KİRACININ İFLASI HALİNDE KİRA SÖZLEŞMESİNİN FESHİ
(TBK m.332)
Kiracının, kiralananın tesliminden sonra iflas etmesi halinde kiraya veren, ileride ödenecek kira bedelleri için güvence talep edebilir. Kiracıya ve iflas masasına yazılı olarak uygun bir süre verilmesine rağmen güvence sağlanmazsa, kira sözleşmesi herhangi bir bildirim süresi beklenmeksizin derhal feshedilebilir.
İflasa tabi olanlar yalnızca tacirlerdir (TTK m.18/1, İİK m.43/1). Tacir sıfatı, bir ticari işletmeyi kısmen dahi olsa kendi adına işleten gerçek veya tüzel kişiler için söz konusudur.
TTK m.12/3 ile ayrıca, işletme açmış gibi görünen veya hukuken var olmayan bir şirket adına ortak sıfatıyla hareket edenlerin de tacir gibi sorumlu tutulacağı düzenlenmiştir. Bu hüküm, iyi niyetli üçüncü kişilerin korunmasını amaçlar. Adi şirket ortakları da tacir sayılır.

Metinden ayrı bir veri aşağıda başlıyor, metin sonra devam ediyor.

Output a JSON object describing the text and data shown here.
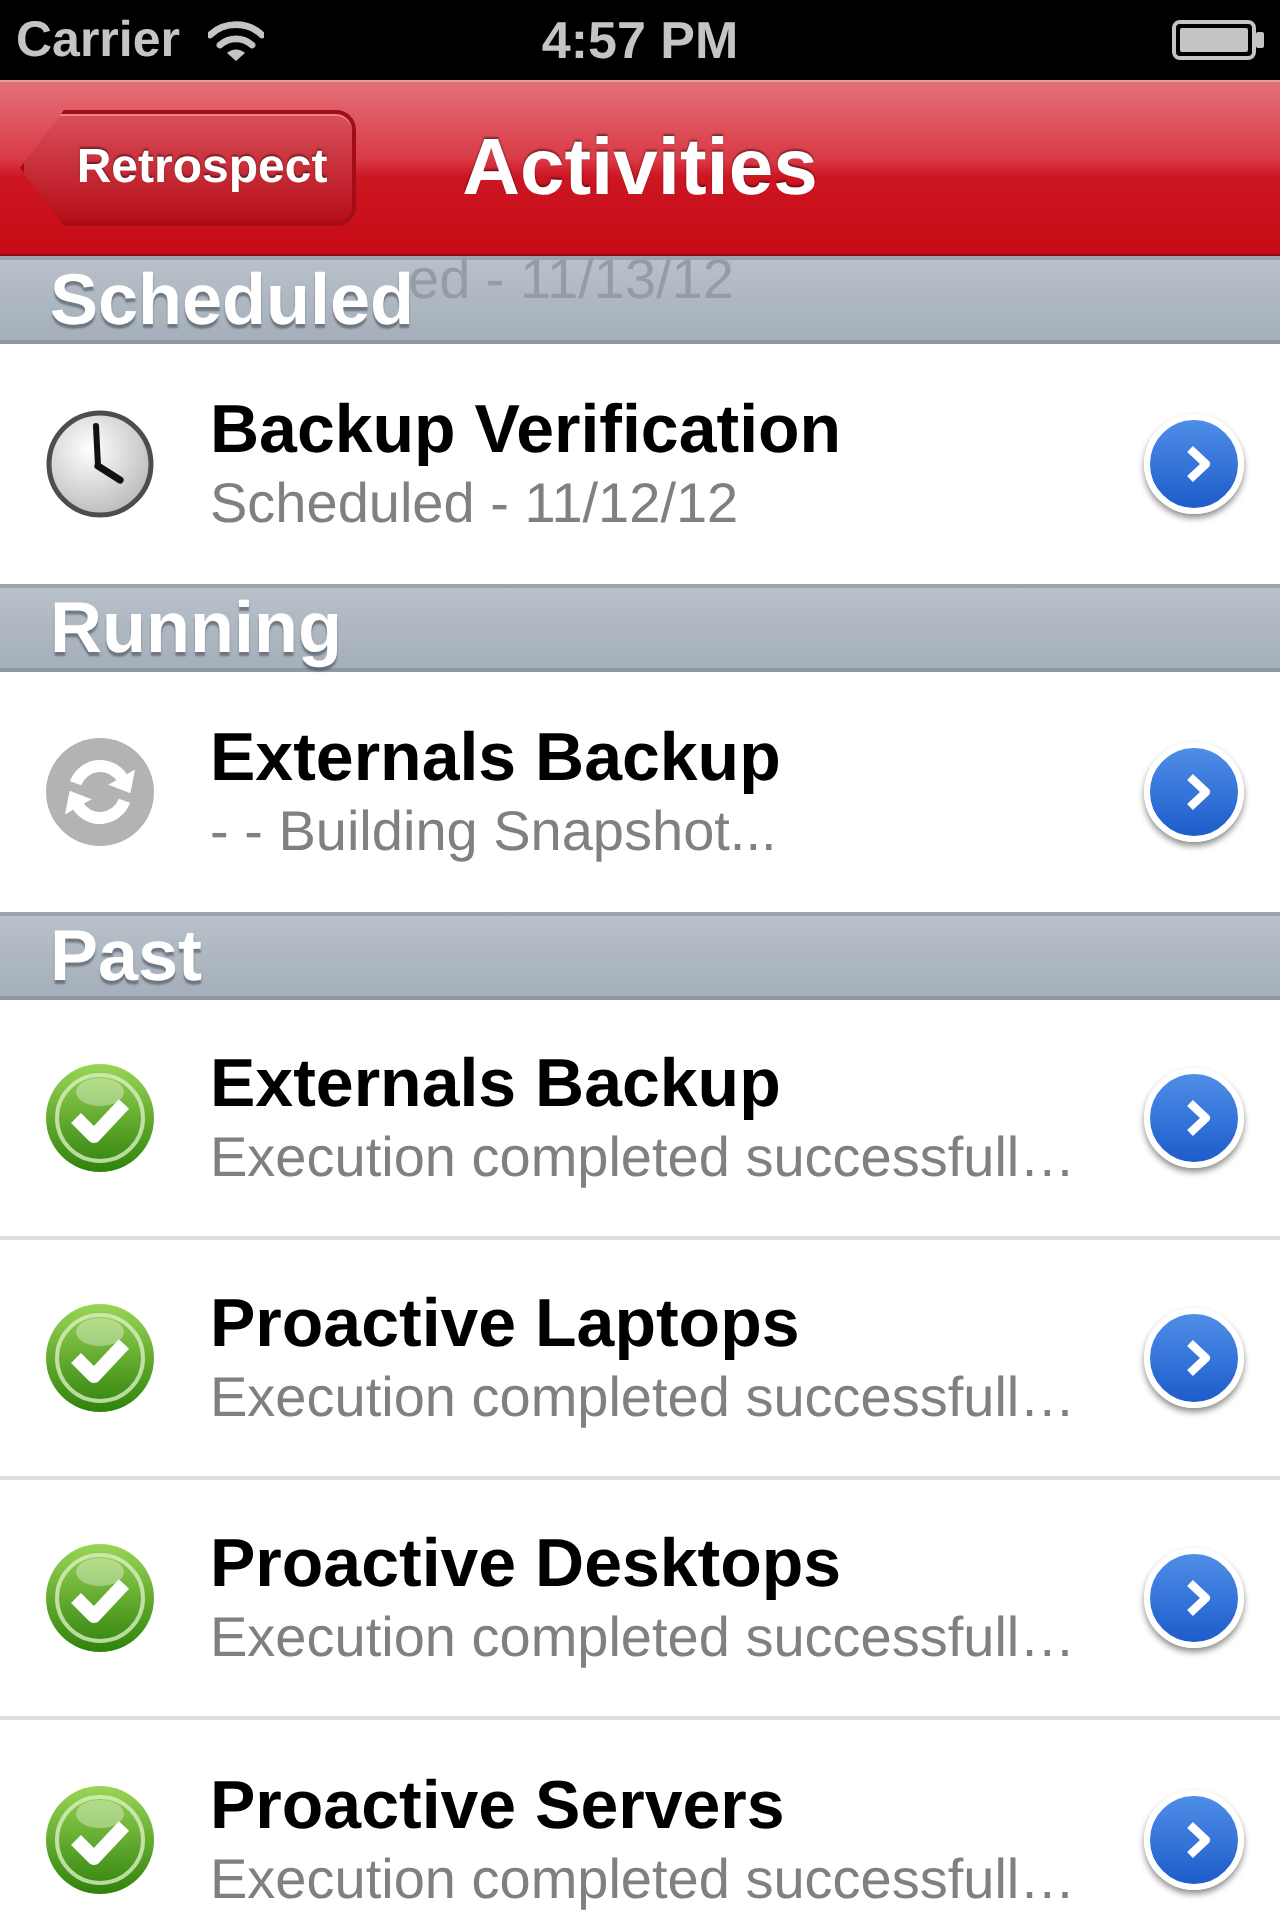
{
  "status_bar": {
    "carrier": "Carrier",
    "time": "4:57 PM"
  },
  "nav_bar": {
    "back_button": "Retrospect",
    "title": "Activities"
  },
  "sections": [
    {
      "title": "Scheduled",
      "row_under_header": {
        "subtitle": "ed - 11/13/12"
      },
      "rows": [
        {
          "kind": "scheduled",
          "title": "Backup Verification",
          "subtitle": "Scheduled - 11/12/12"
        }
      ]
    },
    {
      "title": "Running",
      "rows": [
        {
          "kind": "running",
          "title": "Externals Backup",
          "subtitle": "- - Building Snapshot..."
        }
      ]
    },
    {
      "title": "Past",
      "rows": [
        {
          "kind": "completed",
          "title": "Externals Backup",
          "subtitle": "Execution completed successfull…"
        },
        {
          "kind": "completed",
          "title": "Proactive Laptops",
          "subtitle": "Execution completed successfull…"
        },
        {
          "kind": "completed",
          "title": "Proactive Desktops",
          "subtitle": "Execution completed successfull…"
        },
        {
          "kind": "completed",
          "title": "Proactive Servers",
          "subtitle": "Execution completed successfull…"
        }
      ]
    }
  ]
}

Kira sözleşmesi kurulmadan önce kiracının iflas etmiş olması halinde ise kiraya veren, TBK’nın “hata” hükümlerine dayanarak sözleşmenin geçersizliğini ileri sürebilir.
Yargıtay 6. Hukuk Dairesi’nin 15.07.2014 tarihli, 2014/13612 E. ve 2015/975 K. sayılı kararında: TBK m.332 hükmüne atıf yapılarak, kiracının iflası halinde kiraya verenin işleyecek kira bedelleri için güvence talep edebileceği, bu güvence verilmezse sözleşmeyi herhangi bir bildirim süresi olmaksızın derhal feshedebileceği belirtilmiştir. Somut olayda, kiracı şirket hakkında verilen iflas kararının Yargıtay tarafından bozulduğu ve davanın derdest olduğu anlaşılmıştır. Mahkemenin bu dosyayı bekletici mesele yapması gerekirken yazılı şekilde karar vermesi doğru bulunmamış ve hüküm bozulmuştur.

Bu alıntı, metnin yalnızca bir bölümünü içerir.